The Navajo Nation has issued an emergency order requiring all individuals to wear masks in public and will enforce its seventh 57-hour curfew this coming weekend in order to slow the spread.
172 cases in Arizona prisons
The Arizona Department of Corrections’ online dashboard said 172 inmates had tested positive for COVID-19 as of Friday.

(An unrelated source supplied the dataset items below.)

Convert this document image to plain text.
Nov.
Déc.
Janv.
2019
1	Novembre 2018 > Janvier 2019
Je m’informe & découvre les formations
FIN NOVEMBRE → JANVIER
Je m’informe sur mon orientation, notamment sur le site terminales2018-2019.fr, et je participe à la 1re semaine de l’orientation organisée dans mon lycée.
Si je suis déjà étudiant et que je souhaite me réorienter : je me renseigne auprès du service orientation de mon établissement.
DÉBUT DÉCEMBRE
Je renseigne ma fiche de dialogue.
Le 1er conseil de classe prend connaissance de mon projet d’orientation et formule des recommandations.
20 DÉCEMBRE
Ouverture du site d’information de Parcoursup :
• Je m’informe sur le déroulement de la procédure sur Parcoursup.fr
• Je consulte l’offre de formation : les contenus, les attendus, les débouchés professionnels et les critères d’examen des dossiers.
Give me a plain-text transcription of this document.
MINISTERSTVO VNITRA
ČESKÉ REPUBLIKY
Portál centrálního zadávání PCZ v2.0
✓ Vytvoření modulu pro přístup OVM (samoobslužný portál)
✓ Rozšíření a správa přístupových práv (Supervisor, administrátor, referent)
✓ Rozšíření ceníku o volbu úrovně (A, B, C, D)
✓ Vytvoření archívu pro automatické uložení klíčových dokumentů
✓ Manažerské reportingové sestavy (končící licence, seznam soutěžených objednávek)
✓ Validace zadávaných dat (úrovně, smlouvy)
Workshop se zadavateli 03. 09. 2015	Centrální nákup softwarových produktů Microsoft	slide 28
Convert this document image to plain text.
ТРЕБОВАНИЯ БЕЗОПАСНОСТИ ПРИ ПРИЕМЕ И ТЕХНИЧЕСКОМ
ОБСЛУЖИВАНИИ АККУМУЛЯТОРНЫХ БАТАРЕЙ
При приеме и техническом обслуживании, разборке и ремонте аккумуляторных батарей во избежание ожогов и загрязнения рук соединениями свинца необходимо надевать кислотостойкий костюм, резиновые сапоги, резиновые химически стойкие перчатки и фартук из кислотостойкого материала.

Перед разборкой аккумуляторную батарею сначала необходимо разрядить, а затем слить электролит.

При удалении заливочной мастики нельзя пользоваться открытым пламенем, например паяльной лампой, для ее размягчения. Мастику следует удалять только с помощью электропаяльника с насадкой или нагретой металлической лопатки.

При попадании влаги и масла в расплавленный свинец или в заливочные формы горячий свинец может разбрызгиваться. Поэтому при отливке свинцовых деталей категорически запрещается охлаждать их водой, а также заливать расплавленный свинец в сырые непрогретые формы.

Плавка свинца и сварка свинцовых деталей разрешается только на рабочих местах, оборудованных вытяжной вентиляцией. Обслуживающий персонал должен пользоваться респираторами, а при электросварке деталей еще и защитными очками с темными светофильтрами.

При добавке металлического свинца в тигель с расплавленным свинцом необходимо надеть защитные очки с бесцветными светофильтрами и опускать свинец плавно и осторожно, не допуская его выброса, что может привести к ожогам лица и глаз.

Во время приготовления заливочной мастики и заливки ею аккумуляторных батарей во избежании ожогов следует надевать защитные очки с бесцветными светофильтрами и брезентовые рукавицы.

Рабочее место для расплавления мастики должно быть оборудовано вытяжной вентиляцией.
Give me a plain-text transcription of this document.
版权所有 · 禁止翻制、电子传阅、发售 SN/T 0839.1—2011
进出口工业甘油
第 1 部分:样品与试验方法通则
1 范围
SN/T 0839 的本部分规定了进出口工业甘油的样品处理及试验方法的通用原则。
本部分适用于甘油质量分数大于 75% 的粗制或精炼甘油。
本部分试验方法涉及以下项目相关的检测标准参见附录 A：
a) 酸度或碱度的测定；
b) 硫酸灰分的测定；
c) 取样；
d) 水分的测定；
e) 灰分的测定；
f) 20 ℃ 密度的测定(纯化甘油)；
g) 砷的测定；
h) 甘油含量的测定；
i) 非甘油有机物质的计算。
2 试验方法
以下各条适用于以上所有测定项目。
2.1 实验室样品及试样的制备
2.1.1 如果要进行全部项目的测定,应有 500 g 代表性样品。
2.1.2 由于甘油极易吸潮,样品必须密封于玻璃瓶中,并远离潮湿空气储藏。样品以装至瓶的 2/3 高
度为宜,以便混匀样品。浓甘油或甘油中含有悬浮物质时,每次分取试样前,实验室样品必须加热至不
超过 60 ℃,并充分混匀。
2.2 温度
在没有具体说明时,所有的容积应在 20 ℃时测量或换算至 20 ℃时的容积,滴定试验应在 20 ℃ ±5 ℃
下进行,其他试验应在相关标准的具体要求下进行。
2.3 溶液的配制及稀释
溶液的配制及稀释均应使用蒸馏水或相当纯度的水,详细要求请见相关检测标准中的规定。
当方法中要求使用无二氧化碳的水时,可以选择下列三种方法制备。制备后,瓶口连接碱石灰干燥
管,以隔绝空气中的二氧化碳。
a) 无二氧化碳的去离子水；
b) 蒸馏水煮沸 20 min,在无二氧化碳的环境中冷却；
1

The cases were at these eight facilities: 69 in Florence, 58 in Yuma, 26 in Tucson, nine in Marana, five in Eyman, two in Phoenix, two in Perryville and one in Kingman.
The department had tested 1,042 inmates, with 683 negative cases and 187 pending out of a total population of 41,104.
Six inmate deaths are under investigation, with one death at Florence determined to be directly or indirectly the result of COVID-19. Five other deaths, four at Florence and one at Tucson, are preliminarily attributed to COVID-19. Forty-seven inmates have recovered.
Seventy staff members have self-reported positive for the virus, and 52 have been certified as recovered, the department said.
Both legal and nonlegal visitations have been suspended through June 13, at which point the department will reassess. Temporary video visitation will be available to approved visitors and inmates who have visitation privileges, the department announced. Inmates are eligible for one 15-minute video visit per week. CenturyLink also is giving inmates two additional 15-minute calls for free during each week visitation is restricted.